ABI Estimates November UK Flood Losses Exceed $322 Million

January 26, 2010

A report from the Association of British Insurers estimates that the floods in Cumbria in the northwestern part of England and parts of Southern Scotland in November have exceeded £200 million ($322 million) [See IJ web site – https://www.insurancejournal.com/news/international/2009/11/23/105496.htm].

The ABI cited the following loss figures:
— The cost of insurance claims following the floods is now estimated at £206 million [$332 million]
— Over half – 60 percent – of this cost relates to business damage.
— Insurers have handled 36,000 flood and storm damage claims from customers.
— Interim payments made by insurers to help homeowners and firms cope have ranged from £250 [402.80] to £400,000 [$644,296].
— Alternative temporary accommodation has been arranged for 470 customers, whose flood-damaged homes and businesses have been uninhabitable while being repaired.

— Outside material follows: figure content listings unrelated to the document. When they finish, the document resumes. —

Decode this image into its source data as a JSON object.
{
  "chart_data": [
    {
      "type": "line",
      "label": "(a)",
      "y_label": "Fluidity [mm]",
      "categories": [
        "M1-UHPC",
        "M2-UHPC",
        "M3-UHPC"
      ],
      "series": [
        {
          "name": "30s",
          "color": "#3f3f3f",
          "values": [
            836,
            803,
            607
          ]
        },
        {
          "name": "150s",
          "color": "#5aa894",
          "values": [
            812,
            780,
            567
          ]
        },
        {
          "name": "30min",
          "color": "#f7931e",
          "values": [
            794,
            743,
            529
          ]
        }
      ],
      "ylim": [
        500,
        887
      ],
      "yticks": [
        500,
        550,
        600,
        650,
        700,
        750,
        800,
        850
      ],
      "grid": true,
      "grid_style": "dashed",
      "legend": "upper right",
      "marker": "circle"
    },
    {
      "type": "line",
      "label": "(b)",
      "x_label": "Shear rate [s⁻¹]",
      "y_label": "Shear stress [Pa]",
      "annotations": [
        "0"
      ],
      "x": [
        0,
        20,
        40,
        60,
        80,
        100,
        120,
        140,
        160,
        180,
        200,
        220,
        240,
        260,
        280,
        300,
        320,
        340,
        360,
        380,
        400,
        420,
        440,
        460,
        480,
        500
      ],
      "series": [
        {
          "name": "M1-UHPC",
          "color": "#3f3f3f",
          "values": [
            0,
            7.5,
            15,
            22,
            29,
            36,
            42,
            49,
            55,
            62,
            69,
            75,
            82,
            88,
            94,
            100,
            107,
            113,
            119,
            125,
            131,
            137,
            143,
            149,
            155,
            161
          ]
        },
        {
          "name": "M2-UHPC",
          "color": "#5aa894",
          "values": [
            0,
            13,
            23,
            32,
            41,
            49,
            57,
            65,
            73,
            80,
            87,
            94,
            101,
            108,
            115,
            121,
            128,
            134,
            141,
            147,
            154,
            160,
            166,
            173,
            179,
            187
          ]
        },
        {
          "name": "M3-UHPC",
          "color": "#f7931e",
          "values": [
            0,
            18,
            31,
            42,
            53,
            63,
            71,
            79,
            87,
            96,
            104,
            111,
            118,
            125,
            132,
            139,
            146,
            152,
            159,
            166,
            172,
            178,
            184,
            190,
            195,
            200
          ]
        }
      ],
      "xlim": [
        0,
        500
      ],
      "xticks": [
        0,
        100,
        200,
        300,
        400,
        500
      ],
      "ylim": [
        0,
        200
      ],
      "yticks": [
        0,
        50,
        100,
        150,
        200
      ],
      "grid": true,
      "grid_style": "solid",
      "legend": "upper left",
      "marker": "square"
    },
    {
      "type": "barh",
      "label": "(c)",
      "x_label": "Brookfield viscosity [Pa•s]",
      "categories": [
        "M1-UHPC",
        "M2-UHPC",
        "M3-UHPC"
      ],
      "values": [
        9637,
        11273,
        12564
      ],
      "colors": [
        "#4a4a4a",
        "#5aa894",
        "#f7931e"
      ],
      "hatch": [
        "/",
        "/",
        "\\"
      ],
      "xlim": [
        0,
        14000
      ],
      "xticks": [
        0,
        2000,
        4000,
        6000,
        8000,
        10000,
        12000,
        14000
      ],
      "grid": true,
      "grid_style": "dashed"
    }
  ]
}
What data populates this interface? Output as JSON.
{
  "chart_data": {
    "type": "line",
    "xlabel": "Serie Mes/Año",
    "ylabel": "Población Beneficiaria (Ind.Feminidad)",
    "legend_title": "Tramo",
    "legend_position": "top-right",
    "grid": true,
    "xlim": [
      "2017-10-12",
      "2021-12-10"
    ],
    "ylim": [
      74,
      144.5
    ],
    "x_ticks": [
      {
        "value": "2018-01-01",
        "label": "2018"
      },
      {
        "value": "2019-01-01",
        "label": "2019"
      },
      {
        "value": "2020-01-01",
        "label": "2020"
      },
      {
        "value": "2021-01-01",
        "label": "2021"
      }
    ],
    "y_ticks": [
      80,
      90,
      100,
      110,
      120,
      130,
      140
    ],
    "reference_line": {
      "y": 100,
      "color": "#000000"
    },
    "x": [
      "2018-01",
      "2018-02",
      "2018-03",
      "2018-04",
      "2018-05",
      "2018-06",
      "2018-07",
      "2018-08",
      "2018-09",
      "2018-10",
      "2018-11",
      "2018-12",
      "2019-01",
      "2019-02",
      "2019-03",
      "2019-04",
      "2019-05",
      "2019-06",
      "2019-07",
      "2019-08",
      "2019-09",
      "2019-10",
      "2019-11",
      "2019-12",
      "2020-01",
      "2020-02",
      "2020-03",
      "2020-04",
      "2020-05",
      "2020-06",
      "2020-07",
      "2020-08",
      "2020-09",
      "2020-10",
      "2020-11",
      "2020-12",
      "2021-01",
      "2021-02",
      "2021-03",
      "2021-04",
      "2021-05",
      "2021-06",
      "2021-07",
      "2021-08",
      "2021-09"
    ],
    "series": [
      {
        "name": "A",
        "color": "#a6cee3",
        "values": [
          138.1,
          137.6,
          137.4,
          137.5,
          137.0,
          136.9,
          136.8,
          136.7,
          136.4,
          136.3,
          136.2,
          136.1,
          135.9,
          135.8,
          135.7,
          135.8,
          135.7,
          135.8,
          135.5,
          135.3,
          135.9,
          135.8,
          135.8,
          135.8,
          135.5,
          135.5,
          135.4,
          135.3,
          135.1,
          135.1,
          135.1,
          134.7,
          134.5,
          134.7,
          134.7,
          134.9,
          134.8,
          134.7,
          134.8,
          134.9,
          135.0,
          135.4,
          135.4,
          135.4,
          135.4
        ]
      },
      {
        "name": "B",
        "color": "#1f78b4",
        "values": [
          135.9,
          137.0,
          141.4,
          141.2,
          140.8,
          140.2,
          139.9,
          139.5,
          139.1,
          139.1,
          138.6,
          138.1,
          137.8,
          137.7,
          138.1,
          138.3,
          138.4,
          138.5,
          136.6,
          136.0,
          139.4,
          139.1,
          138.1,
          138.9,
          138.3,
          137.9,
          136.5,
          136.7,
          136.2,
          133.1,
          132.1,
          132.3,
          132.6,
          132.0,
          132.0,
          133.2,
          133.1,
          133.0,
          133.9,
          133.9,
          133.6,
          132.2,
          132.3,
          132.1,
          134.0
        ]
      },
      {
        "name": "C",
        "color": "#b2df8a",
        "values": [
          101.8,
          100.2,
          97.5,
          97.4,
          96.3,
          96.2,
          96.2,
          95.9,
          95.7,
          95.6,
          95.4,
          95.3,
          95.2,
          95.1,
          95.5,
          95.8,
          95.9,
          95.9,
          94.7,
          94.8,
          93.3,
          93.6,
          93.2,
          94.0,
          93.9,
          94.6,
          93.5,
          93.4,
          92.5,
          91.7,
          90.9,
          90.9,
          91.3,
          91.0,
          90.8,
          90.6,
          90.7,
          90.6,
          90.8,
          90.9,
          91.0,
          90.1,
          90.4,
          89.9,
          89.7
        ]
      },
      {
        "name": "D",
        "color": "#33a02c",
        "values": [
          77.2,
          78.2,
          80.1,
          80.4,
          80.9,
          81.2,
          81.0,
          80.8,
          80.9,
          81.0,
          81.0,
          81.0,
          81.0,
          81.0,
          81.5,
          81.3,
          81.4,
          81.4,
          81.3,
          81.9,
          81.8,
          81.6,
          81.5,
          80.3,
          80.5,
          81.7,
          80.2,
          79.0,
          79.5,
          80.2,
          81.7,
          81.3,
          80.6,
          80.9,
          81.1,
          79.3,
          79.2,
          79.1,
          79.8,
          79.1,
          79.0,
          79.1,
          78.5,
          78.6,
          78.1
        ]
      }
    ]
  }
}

Nick Starling, the ABI’s Director of General Insurance and Health, commented: “Insurers are playing a critical role in getting Cumbria back on its feet following the devastating flooding. It can take months for badly flood-damaged properties to fully dry out, which is why insurers are paying for temporary accommodation or alternative business premises for those most badly affected. This event highlights how important it is for firms to have business continuity insurance to ensure that they can continue trading while the business recovers and local infrastructure, such as bridges, are repaired.

“This was a traumatic and tragic event for those affected, but not for insurers, who expect to deal with extreme weather incidents like this during the year.

“We cannot control the weather, but we can minimize its impact. People who live and work in the region, and throughout the UK, need to be better protected against the rising flood risk. That is why the sooner that the Flood and Water Management Bill becomes law, and is implemented the better.”